Since the typical treatments for varicose veins entail shutting down veins to redirect circulation or stripping them out of my legs altogether (yes, really), I’m worried that the problem will either reoccur or there will be increased pain when I’m deadlifting or doing box jumps.
Do you have any advice on how to proceed?
Thanks for all your great work,
6. Phytic Acid (IP-6) and Iron Overload
I turned to a Paleo lifestyle back in February 2011 after reading a little blurb about it in Joe Friel’s Triathlon Training Bible and then reading your book subsequently. I haven’t looked back. I performed fantastically in my first triathlon and looked and felt great. About a month after the triathlon, however, I developed an array of strange symptoms– eye floaters and blurriness, chronic tension headaches, low frequency hearing loss, sleep fragmentation, no bowel regularity, tingling and numbness all over my body. I don’t blame the diet: I still adhere to it, and in an even stricter sense (cutting out a lot of fruits, etc., to lower insulin and promote immune response), since all this started afflicting me. It’s been a rough couple months of misdiagnoses. I recently had a spinal tap (already had the brain MRI and tons of blood work) to try to rule out MS (haven’t received the results yet). All of this to say: in my own research, people suffering from chronic neurological illnesses on paleo who are not seeing improvement, in my opinion, shouldn’t be barring phytic acid from their diet. Studies have linked cases in several chronic illnesses (like MS) to iron overload, and when phytic acid is taken in supplemental form (IP-6) on an empty stomach, it bypasses digestion and is able to chelate the excess iron, as well as other heavy metals, in the directly in the bloodstream of the suffering person. I’m pretty sure I’ve listened to all the podcasts and haven’t heard this specific positive property of supplemental (not dietary) phytic acid addressed, and paleo diet auto-immune/chronic disease sufferers should be aware of it. Have you read up on this, and what are your thoughts? Thanks.
7. Cravings vs. Nutrition
I have been doing Whole30’s program for about a week now. I usually have a sweet tooth but during this time I have sworn off sugar. I stopped eating dark chocolate and even fruit. Now, other than the typical cravings I have for pizza and crap like that I have also been getting cravings for sugary stuff. My question is, how do I know if this is my body telling me that it wants some carbs via fruit or this is just a wicked craving?

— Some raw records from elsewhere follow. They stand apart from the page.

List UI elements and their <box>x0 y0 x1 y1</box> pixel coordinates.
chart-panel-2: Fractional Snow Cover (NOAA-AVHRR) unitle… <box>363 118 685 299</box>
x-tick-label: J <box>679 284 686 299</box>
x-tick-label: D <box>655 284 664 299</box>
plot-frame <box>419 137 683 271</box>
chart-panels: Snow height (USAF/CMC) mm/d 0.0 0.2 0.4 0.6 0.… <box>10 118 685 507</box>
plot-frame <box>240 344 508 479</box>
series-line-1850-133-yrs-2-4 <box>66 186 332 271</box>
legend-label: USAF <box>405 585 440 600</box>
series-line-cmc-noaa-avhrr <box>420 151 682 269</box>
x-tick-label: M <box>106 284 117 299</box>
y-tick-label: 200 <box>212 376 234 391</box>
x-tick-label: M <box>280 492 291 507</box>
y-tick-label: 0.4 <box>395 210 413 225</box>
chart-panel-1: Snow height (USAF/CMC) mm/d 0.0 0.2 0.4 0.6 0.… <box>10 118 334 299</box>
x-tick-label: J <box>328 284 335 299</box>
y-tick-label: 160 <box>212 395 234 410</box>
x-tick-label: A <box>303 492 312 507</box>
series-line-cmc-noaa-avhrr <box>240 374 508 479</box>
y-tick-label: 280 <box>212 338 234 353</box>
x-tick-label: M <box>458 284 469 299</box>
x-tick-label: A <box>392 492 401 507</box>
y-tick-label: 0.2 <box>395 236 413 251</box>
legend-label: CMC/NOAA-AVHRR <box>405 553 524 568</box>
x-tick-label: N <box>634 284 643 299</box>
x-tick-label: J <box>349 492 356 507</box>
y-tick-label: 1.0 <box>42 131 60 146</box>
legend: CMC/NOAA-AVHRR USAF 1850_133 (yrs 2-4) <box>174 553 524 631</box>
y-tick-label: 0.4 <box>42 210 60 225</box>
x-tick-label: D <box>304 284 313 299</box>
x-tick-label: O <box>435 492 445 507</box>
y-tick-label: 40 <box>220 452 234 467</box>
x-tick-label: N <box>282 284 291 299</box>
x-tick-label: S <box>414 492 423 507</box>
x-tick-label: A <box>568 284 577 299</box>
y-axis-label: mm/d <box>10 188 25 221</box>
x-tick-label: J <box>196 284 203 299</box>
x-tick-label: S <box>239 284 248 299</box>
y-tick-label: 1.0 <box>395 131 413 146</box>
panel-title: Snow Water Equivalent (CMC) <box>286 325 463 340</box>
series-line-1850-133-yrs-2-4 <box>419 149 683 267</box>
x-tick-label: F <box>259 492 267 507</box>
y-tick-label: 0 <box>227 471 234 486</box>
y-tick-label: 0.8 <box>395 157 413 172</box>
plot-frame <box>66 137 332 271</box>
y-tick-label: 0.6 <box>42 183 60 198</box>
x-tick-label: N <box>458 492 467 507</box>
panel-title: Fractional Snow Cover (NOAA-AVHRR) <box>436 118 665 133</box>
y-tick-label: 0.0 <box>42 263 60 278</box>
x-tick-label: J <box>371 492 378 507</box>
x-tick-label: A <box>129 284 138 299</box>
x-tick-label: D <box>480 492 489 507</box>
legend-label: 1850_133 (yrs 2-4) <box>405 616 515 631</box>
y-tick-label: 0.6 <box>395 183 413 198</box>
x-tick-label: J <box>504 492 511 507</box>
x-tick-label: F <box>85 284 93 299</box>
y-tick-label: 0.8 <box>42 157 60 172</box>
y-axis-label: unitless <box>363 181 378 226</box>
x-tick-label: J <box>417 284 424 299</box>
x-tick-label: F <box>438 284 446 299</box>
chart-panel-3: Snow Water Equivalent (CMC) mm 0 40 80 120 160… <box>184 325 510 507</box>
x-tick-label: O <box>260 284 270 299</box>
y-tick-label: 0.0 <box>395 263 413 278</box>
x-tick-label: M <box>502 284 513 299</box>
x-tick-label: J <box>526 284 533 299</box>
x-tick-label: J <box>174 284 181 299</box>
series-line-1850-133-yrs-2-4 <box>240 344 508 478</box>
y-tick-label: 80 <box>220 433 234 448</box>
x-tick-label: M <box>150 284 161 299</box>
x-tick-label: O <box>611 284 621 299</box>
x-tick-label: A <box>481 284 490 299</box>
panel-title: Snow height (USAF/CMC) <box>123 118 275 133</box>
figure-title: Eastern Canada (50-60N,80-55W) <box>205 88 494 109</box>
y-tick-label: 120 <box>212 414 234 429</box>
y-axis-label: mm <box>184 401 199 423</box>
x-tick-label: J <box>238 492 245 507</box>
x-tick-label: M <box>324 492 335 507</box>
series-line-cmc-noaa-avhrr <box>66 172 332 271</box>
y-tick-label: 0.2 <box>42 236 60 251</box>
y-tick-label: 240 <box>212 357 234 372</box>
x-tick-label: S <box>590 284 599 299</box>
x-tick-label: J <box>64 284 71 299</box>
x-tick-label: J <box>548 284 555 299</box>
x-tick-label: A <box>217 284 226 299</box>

I crossfit 4 – 6 times a week. 29yrs old, 185 – 190lbs. After a WOD (at 6am) I usually have a Progenix shake. That is the most sweet thing I usually eat during the day. When my sweet hunger pangs were in full effect I had to drive to whole foods and pick up some pineapple chunks and mango slices just so I don’t go batty and order cinnamon sticks from the pizza joint below my apartment. Now that I ate some fruit my cravings aren’t as fierce. Is this just sugar withdrawal or is this my body’s way of telling me it wants fruit?